Azerbaycan’ın bölgelerinin birindeki bir kaleye gitmiştim. 6-7 yaşında bir çocuk, baktım elinde ok yay ve aynı zamanda güzel bir türkü okuyor. Yaklaştım, okuduğun ne, dedim. Dedi ki: Amca bilmiyorum ama içimden geliyor, okuyorum. Yani o çocuk bilmiyor bunları. Bir vakit dedeleri burada savaştılar, yurdu korumak için burada kanlar döküldü, kahramanlıklar oldu. Ama çocuğun kan hafızası hissettiriyor ona bunları. Bu kan hafızası yazarlığın esas kaynaklarından biridir. Aytmatov da öyle düşünür. Mankurt yani hafızasını kaybeden milletin, kökünden habersiz adamların ben yazar olarak yurda bağlılığına inanmıyorum. Ben bütün Türk dünyasını gezdim Doğu Türkistan, Altaylar, Sibirya, Kırım, Balkanlar… Her yeri gezdim ve ben o yerleri gezerken gördüm ki aslında ben o yerleri daha önce hafızamda yaşamışım. Hafızamda olanla gördüğümü yan yana koymuşum. Mesela Göktanrı romanımda Issık Göl yolunda bir yol yazmıştım. O yoldan geçerken fark ettim ki ben görmeden yazmışım oraları. İşte bu kan hafızası…
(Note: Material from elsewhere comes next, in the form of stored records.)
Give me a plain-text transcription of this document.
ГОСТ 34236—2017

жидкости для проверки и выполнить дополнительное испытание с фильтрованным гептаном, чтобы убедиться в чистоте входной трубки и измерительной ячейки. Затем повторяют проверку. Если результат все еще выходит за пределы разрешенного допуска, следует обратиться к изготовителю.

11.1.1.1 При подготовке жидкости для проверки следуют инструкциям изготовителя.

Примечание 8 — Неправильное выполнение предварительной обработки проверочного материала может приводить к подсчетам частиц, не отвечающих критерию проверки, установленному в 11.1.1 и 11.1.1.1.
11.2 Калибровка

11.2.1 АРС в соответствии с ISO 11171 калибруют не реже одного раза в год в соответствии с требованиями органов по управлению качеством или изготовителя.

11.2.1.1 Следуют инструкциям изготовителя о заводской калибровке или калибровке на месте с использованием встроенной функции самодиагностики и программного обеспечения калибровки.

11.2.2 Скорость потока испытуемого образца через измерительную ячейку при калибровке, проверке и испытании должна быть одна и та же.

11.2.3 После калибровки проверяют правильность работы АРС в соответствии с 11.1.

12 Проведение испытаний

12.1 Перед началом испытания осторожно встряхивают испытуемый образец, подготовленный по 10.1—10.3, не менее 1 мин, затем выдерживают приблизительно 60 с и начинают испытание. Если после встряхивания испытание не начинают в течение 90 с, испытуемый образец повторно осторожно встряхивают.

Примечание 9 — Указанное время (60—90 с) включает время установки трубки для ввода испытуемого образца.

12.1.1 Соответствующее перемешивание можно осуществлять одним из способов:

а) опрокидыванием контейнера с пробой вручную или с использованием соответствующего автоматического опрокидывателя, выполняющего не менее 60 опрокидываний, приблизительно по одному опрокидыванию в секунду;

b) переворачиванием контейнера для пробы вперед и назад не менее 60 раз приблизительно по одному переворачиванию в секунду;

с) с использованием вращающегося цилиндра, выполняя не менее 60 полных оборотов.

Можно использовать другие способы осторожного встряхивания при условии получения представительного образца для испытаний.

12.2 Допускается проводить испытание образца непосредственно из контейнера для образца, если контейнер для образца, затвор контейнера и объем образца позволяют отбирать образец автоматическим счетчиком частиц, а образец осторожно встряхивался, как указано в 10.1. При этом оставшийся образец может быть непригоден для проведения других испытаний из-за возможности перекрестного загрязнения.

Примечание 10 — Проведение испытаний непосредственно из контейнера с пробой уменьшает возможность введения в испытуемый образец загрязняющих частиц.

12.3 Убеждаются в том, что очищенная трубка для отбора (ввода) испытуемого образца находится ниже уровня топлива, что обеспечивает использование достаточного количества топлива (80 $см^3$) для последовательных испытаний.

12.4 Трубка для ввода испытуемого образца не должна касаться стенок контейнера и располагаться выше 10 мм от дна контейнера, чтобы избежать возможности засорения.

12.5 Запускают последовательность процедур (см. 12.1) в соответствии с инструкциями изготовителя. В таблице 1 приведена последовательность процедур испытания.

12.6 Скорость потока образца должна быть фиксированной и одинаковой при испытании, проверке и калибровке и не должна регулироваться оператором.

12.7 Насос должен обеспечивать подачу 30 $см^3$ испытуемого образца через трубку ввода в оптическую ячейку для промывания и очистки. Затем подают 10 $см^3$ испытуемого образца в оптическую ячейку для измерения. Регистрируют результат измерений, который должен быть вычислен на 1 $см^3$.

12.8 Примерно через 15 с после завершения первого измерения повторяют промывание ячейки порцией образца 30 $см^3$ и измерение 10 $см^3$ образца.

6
Aslında Sovyetler Birliği’nin köklerinde dünya edebiyatını etkileyen devasa bir Rus edebiyatı var. Rus edebiyatı Azerbaycan edebiyatını nasıl etkiledi size göre?
Bir devletin içinde yaşıyorduk. Tabi Türkiye Türkçesi’nden bize yalnız bazı kitaplar gelmişti, Tevfik Fikret gibi. Ama bizim dilimize çevrilmiş bir kitap yoktu. Yalnız komünist olduğu için Sovyetlere gelen Nazım Hikmet’i tanıyorduk. Bir de Aziz Nesin geldi. O da solcu olduğu için ona da müsaade etmişler. Onun da kitapları yayımlandı ama ulusal düşünceli ve Türk Edebiyatı’nın esas gücü olan insanlar bizim dilimize çevrilmedi. Yani Türk Dünyasına giden yollar kapalıydı. Rus Edebiyatı ise gece gündüz resmi kanallarla çocuklarımızın beynine akıtıldı. Okullarda mecburdu okumak. Çevrilip defalarca basılırdı Azerbaycan Türkçesiyle. Ama rusça da basılırdı. Okullada Rusça okuyanların sayısı çok. Tabi ki Rus Edebiyatı, özellikle 19. yüzyıl Rus Edebiyatı büyük bir edebiyattı. Tolstoy, Dostoyevski, Çehov… Mesela ben Çehov’u çok severim. Dostoyevski’yi o kadar sevmiyorum çünkü onda Türklere hakaret eden yerler var. Balkan Savaşlarında Türkler öz yurdunu savunuyor ama Balkan Savaşlarında toprağını savunan Osmanlı’ya hakaret ediyor. Ben onun diğer romanlarını da sevmem. Daha çok Tolstoy’u severim. Ondan da çok Çehov’u severim. Fakat Rus Edebiyatı’nı okuduğunuzda görürsünüz ki aslında Rus Edebiyatı da Avrupa Edebiyatı’nın daha çok Fransız Edebiyatı’nın etkisi altında. Rus Edebiyatı çok gençti, mesela Puşkin Rus Edebiyatı’nın atası sayılır. 18 ve 19. yüzyıl Rus Edebiyatı’nın kökü oradadır.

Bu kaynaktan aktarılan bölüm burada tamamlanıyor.